All but user namespaces. The other namespaces do not present any real risk by default, since only privileged users have access to them. User namespaces greatly reduce security unless they are disabled at runtime. A system designed around user namespaces can make sure that EVERYTHING runs in a user namespace with user namespaces disabled within them, but on a general purpose system it's a big problem, and that's also the case for a general purpose system with a few sandboxes. Not to mention that user namespaces accomplish essentially nothing for security and the only reason you or anyone else wants them is fact that they open up the unpriv use can of worms, but it's much less secure than alternative approaches to that. It is NOT necessary or even desirable for that. It is only wanted for the political reasons I've already gone into.

I get it. User namespaces privide a wide attack surface to the kernel and decrease security and as you pointed out, the only reason to use it is to get access to priviliges features like other namespaces as an unprivileged user. The reason me and I dare to say likely many others cling to this feature is the impressive isolation namespaces provide for sandboxing and I do not see comparable ways to do this. But I agree that we need secure sandboxing solutions. Using bubblewrap with suid on a system without unprivileged user namespaces would be the closest thing I know right now.

...

Not that there are not enoght weak points in sandboxing as long as things like X11 are available.

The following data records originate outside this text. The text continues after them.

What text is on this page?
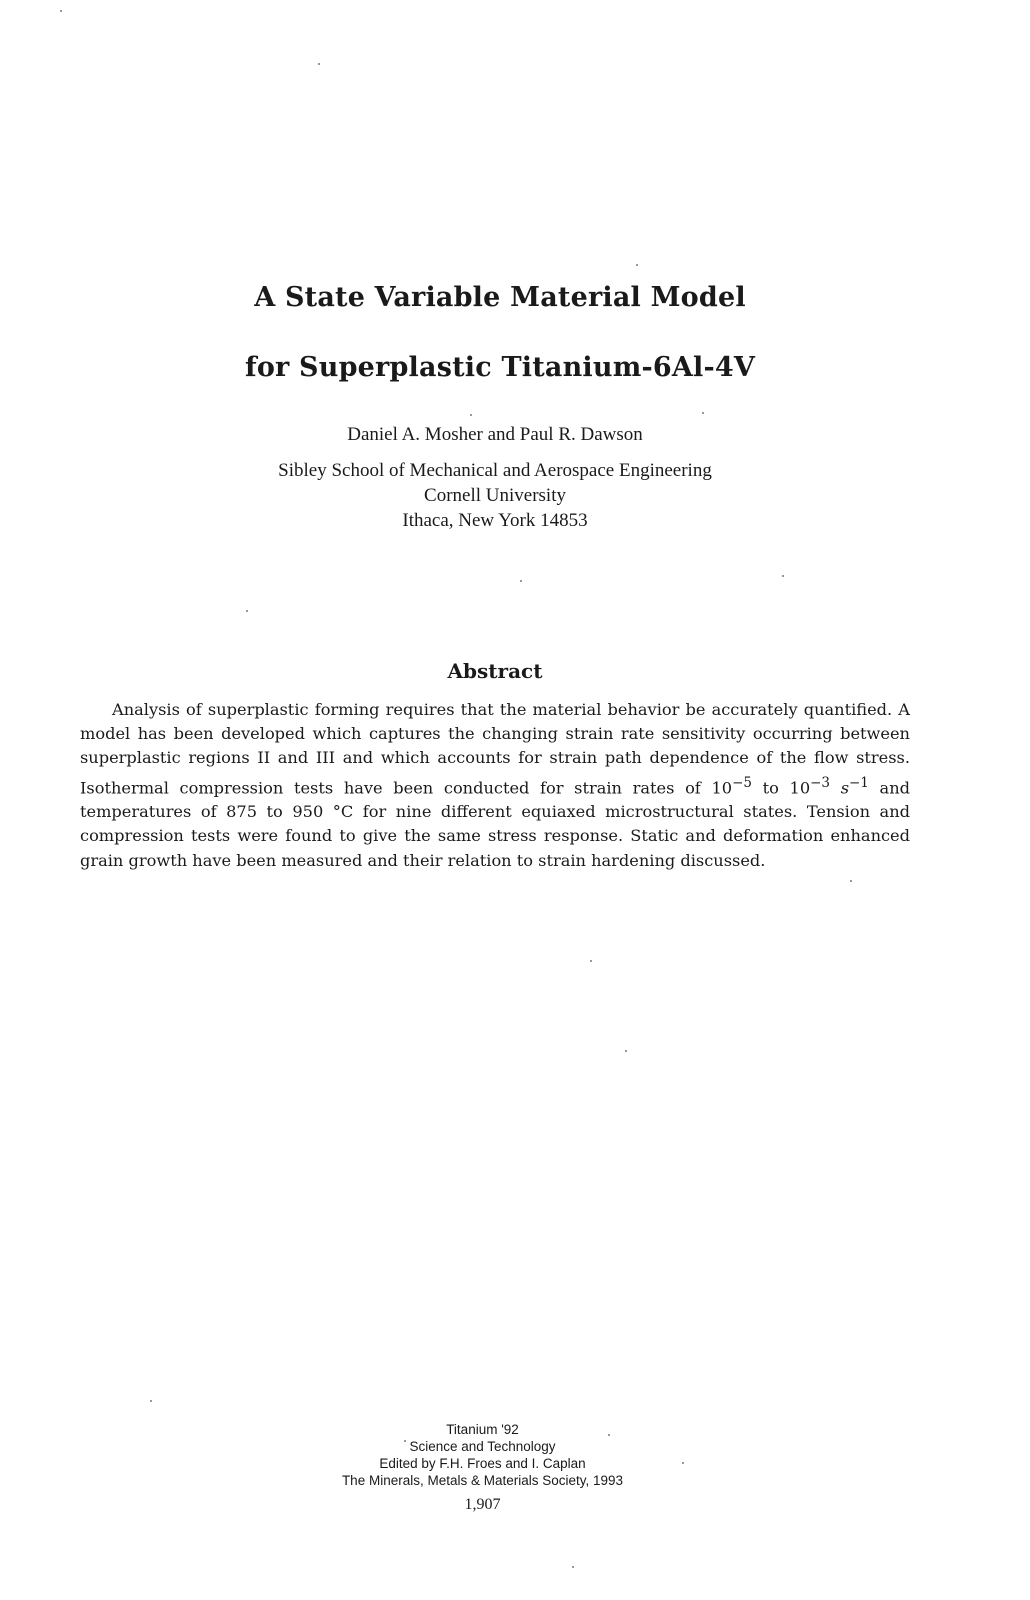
A State Variable Material Model
for Superplastic Titanium-6Al-4V
Daniel A. Mosher and Paul R. Dawson
Sibley School of Mechanical and Aerospace Engineering
Cornell University
Ithaca, New York 14853
Abstract
Analysis of superplastic forming requires that the material behavior be accurately quantified. A model has been developed which captures the changing strain rate sensitivity occurring between superplastic regions II and III and which accounts for strain path dependence of the flow stress. Isothermal compression tests have been conducted for strain rates of $10^{-5}$ to $10^{-3}$ $s^{-1}$ and temperatures of 875 to 950 °C for nine different equiaxed microstructural states. Tension and compression tests were found to give the same stress response. Static and deformation enhanced grain growth have been measured and their relation to strain hardening discussed.
Titanium '92
Science and Technology
Edited by F.H. Froes and I. Caplan
The Minerals, Metals & Materials Society, 1993
1,907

The point is that they are truly not usable for sandboxing desktop apps and that's the only niche that's not well covered already.

Would you care to elaborate this point? As said before I think things like flatpak/bubblewrap can be used if carefully designed. If your point is that it does not allow normal users to safely use it without detailed knowledge of sandboxing weakpoints i would agree. But other then that it is kind of lost on me what draws you to this conclusion. Or rather what would qualify as secure sandbox in your opinion.

Separately from that, generic sandboxing is a lot weaker than integrated sandboxing which you imply by stating *strong* seccomp filters. In that case namespaces are not really required.

In regards to sandboxing desktop applications, seccomp would not be enough. Even wayland cannot be secured without further isolation: https://github.com/MaartenBaert/wayland-keylogger And I have yet to find a successful attempt to filter socket communication for blocking dbus. Still hoping for bus1 to evolve soon.

I doubt it. Anyway, linux-grsec is in the official repositories. No one really wants / needs user namespaces though. They want *unprivileged* access to namespaces.

Then I will drop this topic as it has become clear to me that you know what you are talking about here.